The Sixth Circuit then used the Supreme Court’s decision in Rowan Cos. v. United States, 452 U.S. 247 (1981) as a “bridge” to apply the § 3402(o) definition to FICA despite its literal limitation to income tax withholding. The Rowan decision held that Congress intended “wages” to have the same meaning for both income tax withholding and FICA. The court agreed with the Federal Circuit in CSX that, absent regulations, the language of the “decoupling amendment” enacted by the Social Security Amendments of 19832 did not actually “decouple” the definition of “wages” for FICA purposes from the definition for income tax withholding purposes. The court rejected the government’s argument that the Supreme Court had eroded the Rowan holding in Environmental Defense v. Duke Energy Corp. 549 U.S. 561 (2007) or Mayo Found. for Med. Educ. & Research v. United States, 131 S. Ct. 704 (2011). The court criticized the Federal Circuit in CSX for failing to follow Rowan and its own precedent in Anderson v. United States, 929 F.2d 641 (Fed. Cir. 1991), in refusing to apply the § 3402(o) definition for FICA purposes.

The Sixth Circuit also concluded that the IRS’s contrary position as expressed in revenue rulings was not entitled to deference. In support, the court noted that revenue rulings do not have the force of law and are not entitled to greater significance than congressional intent as expressed in § 3402(o).

Sutherland Observation: The decision in Quality Stores represents the second circuit split in recent weeks where the other side of the split is a decision of the Federal Circuit.

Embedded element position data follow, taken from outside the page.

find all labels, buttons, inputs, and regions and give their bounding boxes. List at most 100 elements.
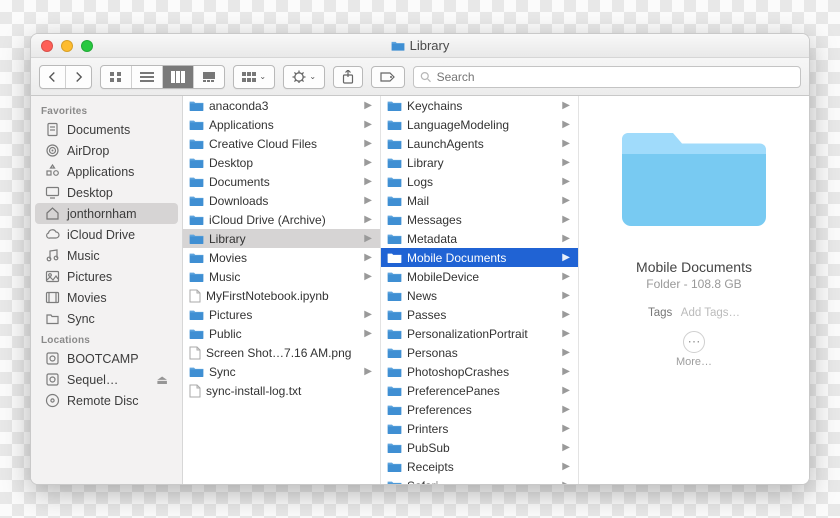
sidebar-item[interactable]: Movies [35,287,178,308]
sidebar-item-label: Desktop [67,186,113,200]
sidebar-item-label: Music [67,249,100,263]
search-icon [420,71,431,83]
sidebar-item[interactable]: BOOTCAMP [35,348,178,369]
tags-button[interactable] [371,66,405,88]
finder-window: Library ⌄ ⌄ FavoritesDocumentsAirDropApp… [30,33,810,485]
back-button[interactable] [40,66,66,88]
list-item[interactable]: anaconda3 ▶ [183,96,380,115]
list-item[interactable]: Library▶ [183,229,380,248]
list-item[interactable]: Keychains▶ [381,96,578,115]
item-label: Personas [407,346,458,360]
list-item[interactable]: Applications▶ [183,115,380,134]
preview-subtitle: Folder - 108.8 GB [646,277,741,291]
minimize-button[interactable] [61,40,73,52]
list-item[interactable]: Logs▶ [381,172,578,191]
list-item[interactable]: iCloud Drive (Archive)▶ [183,210,380,229]
item-label: Receipts [407,460,454,474]
eject-icon[interactable]: ⏏ [156,372,168,387]
sidebar-item[interactable]: iCloud Drive [35,224,178,245]
list-item[interactable]: Pictures▶ [183,305,380,324]
list-view-button[interactable] [132,66,163,88]
sidebar-item[interactable]: Applications [35,161,178,182]
list-item[interactable]: Personas ▶ [381,343,578,362]
chevron-right-icon: ▶ [562,366,572,377]
folder-icon [619,112,769,237]
list-item[interactable]: Mail▶ [381,191,578,210]
sidebar-item[interactable]: Documents [35,119,178,140]
list-item[interactable]: LaunchAgents▶ [381,134,578,153]
column-2[interactable]: Keychains▶LanguageModeling▶LaunchAgents▶… [381,96,579,484]
sidebar-item[interactable]: jonthornham [35,203,178,224]
sidebar-item[interactable]: Sequel…⏏ [35,369,178,390]
more-button[interactable]: ⋯ [683,331,705,353]
sidebar-item[interactable]: Pictures [35,266,178,287]
list-item[interactable]: Downloads▶ [183,191,380,210]
preview-tags[interactable]: Tags Add Tags… [648,307,740,319]
list-item[interactable]: Passes▶ [381,305,578,324]
list-item[interactable]: MyFirstNotebook.ipynb [183,286,380,305]
zoom-button[interactable] [81,40,93,52]
list-item[interactable]: Messages▶ [381,210,578,229]
list-item[interactable]: Receipts▶ [381,457,578,476]
chevron-right-icon: ▶ [562,176,572,187]
list-item[interactable]: Music ▶ [183,267,380,286]
search-field[interactable] [413,66,801,88]
item-label: anaconda3 [209,99,268,113]
icon-view-button[interactable] [101,66,132,88]
sidebar-section-header: Favorites [31,100,182,119]
sidebar-item-label: Documents [67,123,130,137]
list-item[interactable]: Preferences▶ [381,400,578,419]
list-item[interactable]: Mobile Documents ▶ [381,248,578,267]
sidebar-item-label: Remote Disc [67,394,139,408]
item-label: MyFirstNotebook.ipynb [206,289,329,303]
list-item[interactable]: Library▶ [381,153,578,172]
list-item[interactable]: Sync▶ [183,362,380,381]
chevron-right-icon: ▶ [364,100,374,111]
share-button[interactable] [333,66,363,88]
list-item[interactable]: sync-install-log.txt [183,381,380,400]
list-item[interactable]: PersonalizationPortrait▶ [381,324,578,343]
column-view-button[interactable] [163,66,194,88]
more-label: More… [676,356,712,368]
item-label: Music [209,270,240,284]
list-item[interactable]: PubSub▶ [381,438,578,457]
list-item[interactable]: Printers▶ [381,419,578,438]
list-item[interactable]: News▶ [381,286,578,305]
item-label: PhotoshopCrashes [407,365,509,379]
list-item[interactable]: Public▶ [183,324,380,343]
list-item[interactable]: Safari▶ [381,476,578,484]
sidebar-item[interactable]: Desktop [35,182,178,203]
list-item[interactable]: Screen Shot…7.16 AM.png [183,343,380,362]
sidebar-item-label: Sync [67,312,95,326]
list-item[interactable]: Desktop▶ [183,153,380,172]
list-item[interactable]: Creative Cloud Files▶ [183,134,380,153]
item-label: Creative Cloud Files [209,137,317,151]
item-label: Messages [407,213,462,227]
column-1[interactable]: anaconda3▶Applications▶Creative Cloud Fi… [183,96,381,484]
chevron-right-icon: ▶ [562,252,572,263]
window-title: Library [410,38,450,53]
list-item[interactable]: Documents▶ [183,172,380,191]
list-item[interactable]: PreferencePanes▶ [381,381,578,400]
list-item[interactable]: Movies▶ [183,248,380,267]
list-item[interactable]: Metadata▶ [381,229,578,248]
chevron-right-icon: ▶ [562,290,572,301]
sidebar-item[interactable]: AirDrop [35,140,178,161]
close-button[interactable] [41,40,53,52]
sidebar-item[interactable]: Remote Disc [35,390,178,411]
list-item[interactable]: LanguageModeling▶ [381,115,578,134]
search-input[interactable] [437,70,794,84]
item-label: Mobile Documents [407,251,506,265]
chevron-right-icon: ▶ [364,271,374,282]
gallery-view-button[interactable] [194,66,224,88]
list-item[interactable]: MobileDevice▶ [381,267,578,286]
sidebar-item[interactable]: Music [35,245,178,266]
chevron-right-icon: ▶ [562,271,572,282]
sidebar-item[interactable]: Sync [35,308,178,329]
item-label: Mail [407,194,429,208]
chevron-right-icon: ▶ [562,347,572,358]
action-menu[interactable]: ⌄ [283,65,325,89]
arrange-menu[interactable]: ⌄ [233,65,275,89]
list-item[interactable]: PhotoshopCrashes ▶ [381,362,578,381]
forward-button[interactable] [66,66,91,88]
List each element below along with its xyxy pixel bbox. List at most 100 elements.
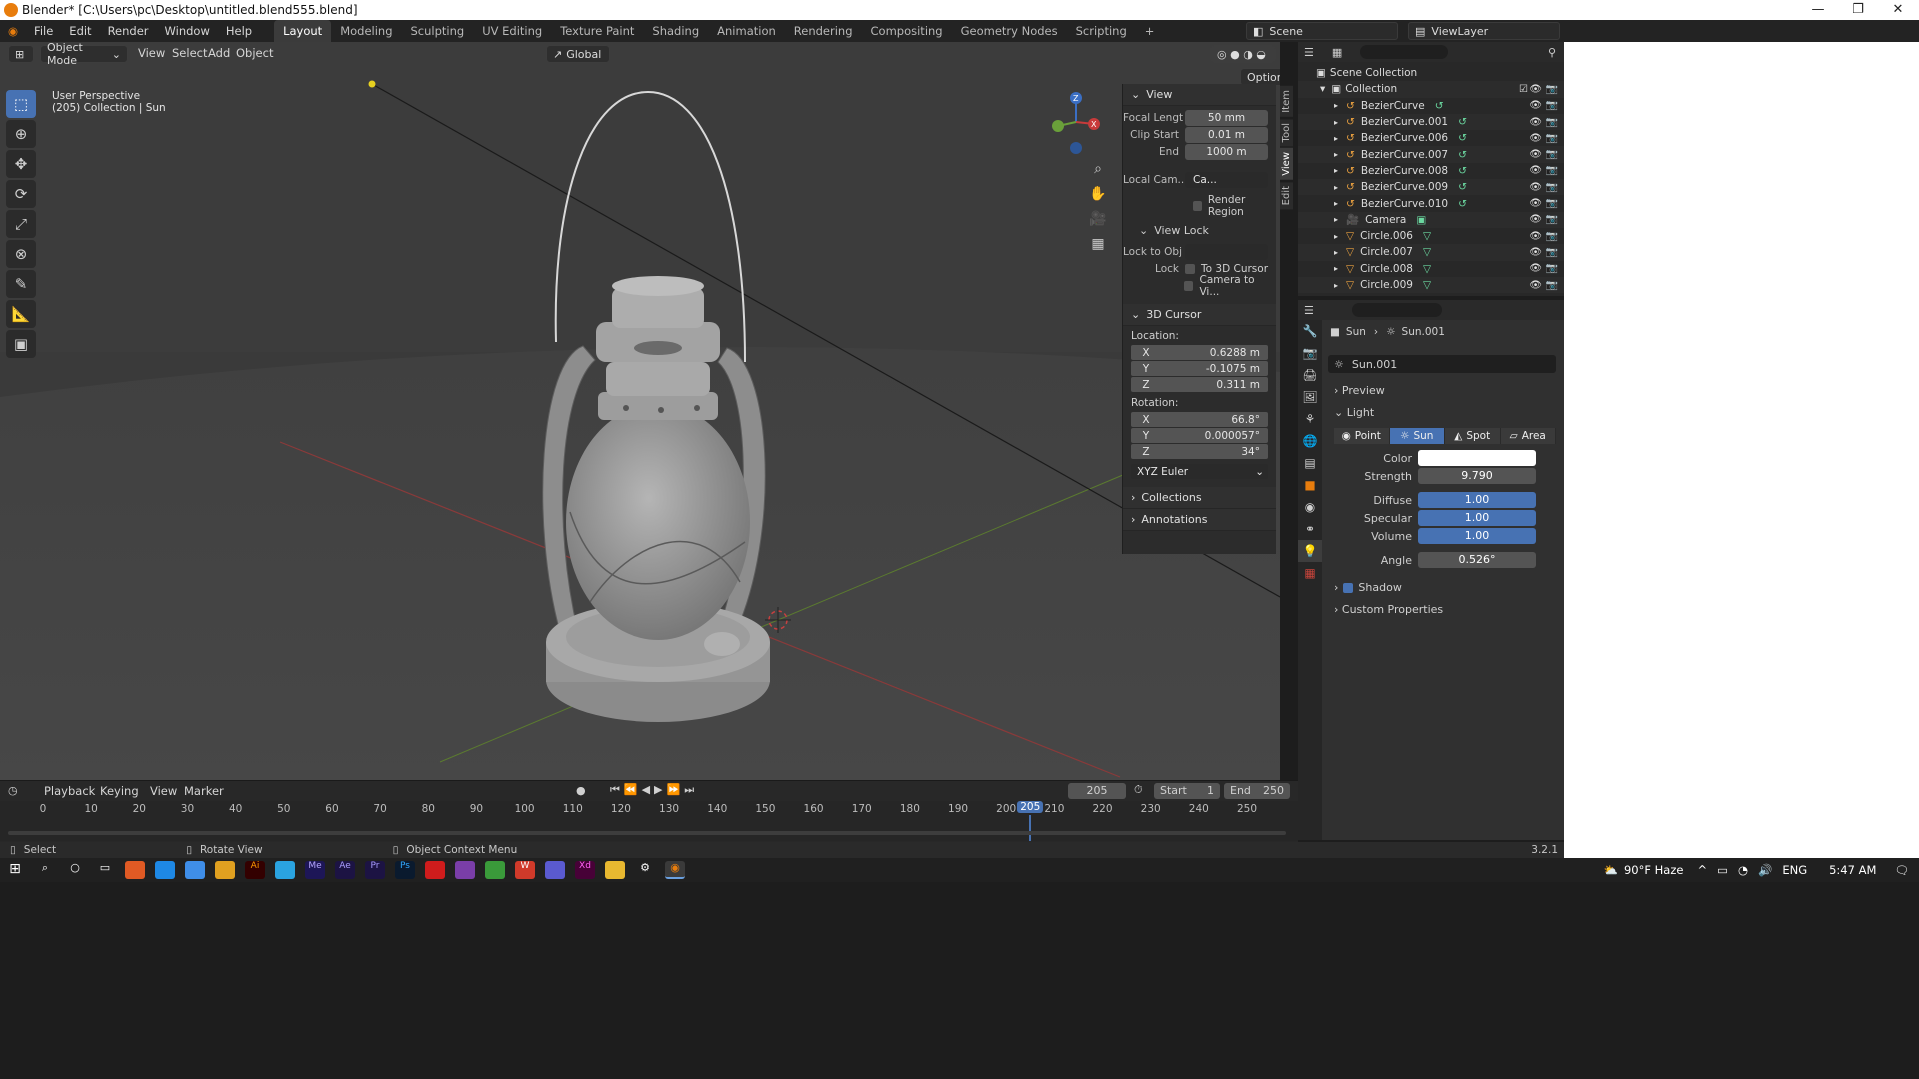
weather-text[interactable]: 90°F Haze [1624,863,1683,877]
expand-icon[interactable]: ▸ [1334,215,1338,224]
tab-uv-editing[interactable]: UV Editing [473,20,551,42]
chrome-icon[interactable] [215,861,235,879]
cursor-location-y[interactable]: Y -0.1075 m [1131,361,1268,376]
render-icon[interactable]: 📷 [1546,149,1558,160]
section-annotations-header[interactable]: › Annotations [1123,509,1276,531]
render-icon[interactable]: 📷 [1546,84,1558,95]
scene-collection-row[interactable]: ▣ Scene Collection [1298,65,1564,81]
outliner-item[interactable]: ▸ ↺ BezierCurve.001 ↺ 👁 📷 [1298,113,1564,131]
camera-to-view-checkbox[interactable] [1183,281,1194,291]
cursor-location-x[interactable]: X 0.6288 m [1131,345,1268,360]
maximize-icon[interactable]: ❐ [1838,0,1878,20]
section-view-lock-header[interactable]: ⌄ View Lock [1123,222,1276,238]
windows-start-icon[interactable]: ⊞ [5,861,25,879]
outliner-item[interactable]: ▸ 🎥 Camera ▣ 👁 📷 [1298,211,1564,228]
view-layer-tab-icon[interactable]: 🖼 [1298,386,1322,408]
tab-texture-paint[interactable]: Texture Paint [551,20,643,42]
filter-icon[interactable]: ⚲ [1548,46,1556,59]
shadow-checkbox[interactable] [1343,582,1354,593]
render-tab-icon[interactable]: 📷 [1298,342,1322,364]
custom-properties-header[interactable]: › Custom Properties [1334,603,1443,616]
render-icon[interactable]: 📷 [1546,214,1558,225]
strength-field[interactable]: 9.790 [1418,468,1536,484]
eye-icon[interactable]: 👁 [1529,133,1542,144]
lock-to-object-field[interactable] [1185,244,1268,260]
viewport-menu-object[interactable]: Object [228,42,281,64]
expand-icon[interactable]: ▸ [1334,281,1338,290]
clock[interactable]: 5:47 AM [1829,863,1876,877]
section-collections-header[interactable]: › Collections [1123,487,1276,509]
scene-selector[interactable]: ◧ Scene [1246,22,1398,40]
section-view-header[interactable]: ⌄ View [1123,84,1276,106]
photoshop-icon[interactable]: Ps [395,861,415,879]
render-icon[interactable]: 📷 [1546,263,1558,274]
auto-keying-icon[interactable]: ● [576,784,586,797]
grid-perspective-icon[interactable]: ▦ [1088,232,1108,257]
search-icon[interactable]: ⌕ [35,861,55,879]
volume-icon[interactable]: 🔊 [1758,863,1772,877]
render-icon[interactable]: 📷 [1546,165,1558,176]
stopwatch-icon[interactable]: ⏱ [1134,783,1143,797]
tab-sculpting[interactable]: Sculpting [402,20,474,42]
world-tab-icon[interactable]: 🌐 [1298,430,1322,452]
rotation-mode-dropdown[interactable]: XYZ Euler ⌄ [1131,464,1268,479]
keying-menu[interactable]: Keying [92,780,147,802]
eye-icon[interactable]: 👁 [1529,117,1542,128]
outliner-item[interactable]: ▸ ▽ Circle.007 ▽ 👁 📷 [1298,244,1564,261]
physics-tab-icon[interactable]: ◉ [1298,496,1322,518]
scale-tool-icon[interactable]: ⤢ [6,210,36,238]
volume-slider[interactable]: 1.00 [1418,528,1536,544]
tab-tool[interactable]: Tool [1280,118,1293,147]
light-type-sun[interactable]: ☼ Sun [1389,428,1445,444]
after-effects-icon[interactable]: Ae [335,861,355,879]
move-tool-icon[interactable]: ✥ [6,150,36,178]
zoom-icon[interactable]: ⌕ [1088,157,1108,182]
output-tab-icon[interactable]: 🖨 [1298,364,1322,386]
transform-orientation-dropdown[interactable]: ↗ Global [546,45,610,63]
tray-chevron-icon[interactable]: ^ [1697,863,1707,877]
marker-menu[interactable]: Marker [176,780,232,802]
collection-tab-icon[interactable]: ▤ [1298,452,1322,474]
settings-gear-icon[interactable]: ⚙ [635,861,655,879]
cursor-rotation-x[interactable]: X 66.8° [1131,412,1268,427]
minimize-icon[interactable]: — [1798,0,1838,20]
exclude-checkbox[interactable]: ☑ [1519,84,1528,95]
clip-end-field[interactable]: 1000 m [1185,144,1268,160]
timeline-ruler[interactable]: 0 10 20 30 40 50 60 70 80 90 100 110 120 130 140 150 160… [0,801,1298,841]
outliner-item[interactable]: ▸ ↺ BezierCurve.008 ↺ 👁 📷 [1298,163,1564,179]
expand-icon[interactable]: ▸ [1334,134,1338,143]
language-indicator[interactable]: ENG [1782,863,1807,877]
tool-tab-icon[interactable]: 🔧 [1298,320,1322,342]
light-type-area[interactable]: ▱ Area [1500,428,1556,444]
eye-icon[interactable]: 👁 [1529,100,1542,111]
tab-geometry-nodes[interactable]: Geometry Nodes [952,20,1067,42]
transform-tool-icon[interactable]: ⊗ [6,240,36,268]
clip-start-field[interactable]: 0.01 m [1185,127,1268,143]
media-encoder-icon[interactable]: Me [305,861,325,879]
scene-tab-icon[interactable]: ⚘ [1298,408,1322,430]
local-camera-field[interactable]: Ca... [1185,172,1268,188]
light-panel-header[interactable]: ⌄ Light [1334,406,1374,419]
menu-window[interactable]: Window [157,20,218,42]
eye-icon[interactable]: 👁 [1529,214,1542,225]
expand-icon[interactable]: ▸ [1334,264,1338,273]
select-box-tool-icon[interactable]: ⬚ [6,90,36,118]
weather-icon[interactable]: ⛅ [1604,863,1618,877]
brave-browser-icon[interactable] [125,861,145,879]
expand-icon[interactable]: ▸ [1334,183,1338,192]
outliner-item[interactable]: ▸ ↺ BezierCurve.010 ↺ 👁 📷 [1298,195,1564,211]
timeline-scrollbar[interactable] [8,831,1286,835]
3d-viewport[interactable]: ⊞ Object Mode ⌄ View Select Add Object ↗… [0,42,1280,780]
xd-icon[interactable]: Xd [575,861,595,879]
blender-menu-icon[interactable]: ◉ [0,20,26,42]
expand-icon[interactable]: ▸ [1334,199,1338,208]
display-mode-icon[interactable]: ▦ [1332,46,1342,59]
tab-rendering[interactable]: Rendering [785,20,862,42]
wifi-icon[interactable]: ◔ [1738,863,1748,877]
start-frame-field[interactable]: Start 1 [1154,783,1220,799]
eye-icon[interactable]: 👁 [1529,231,1542,242]
illustrator-icon[interactable]: Ai [245,861,265,879]
wps-icon[interactable]: W [515,861,535,879]
tab-shading[interactable]: Shading [643,20,708,42]
render-icon[interactable]: 📷 [1546,280,1558,291]
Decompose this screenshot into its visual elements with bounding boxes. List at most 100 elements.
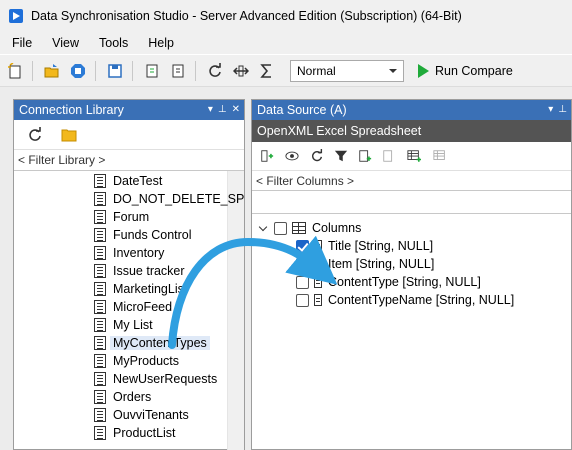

On August 9, the Second Circuit decided Exxon Mobil Corp. v. Commissioner, Nos. 11-2814, 11-2817 (2nd Cir. 2012), which split with the Federal Circuit decision in Fed. Nat’l Mortg. Ass’n v. United States, 379 F.3d 1303 (Fed. Cir. 2004) regarding “retroactive” interest netting under § 6621(d).

The Supreme Court has historically seemed relatively willing to hear FICA cases, as evidenced by the number of such cases decided in recent years. See Mayo Found. for Medical Educ. & Research v. United States, 131 S. Ct. 706 (2011); United States v. Fior D’Italia, 536 U.S. 238 (2002); United States v. Cleveland Indians Baseball Co., 532 U.S. 200 (2001).

While Treasury and the IRS are expected to continue to deny these refund claims and litigate the issue, taxpayers with potential refund claims must file those claims prior to the statute of limitations for seeking the refunds expires. Those claims must generally be filed within three years of the Form 941 filing or the refund claim will be time barred.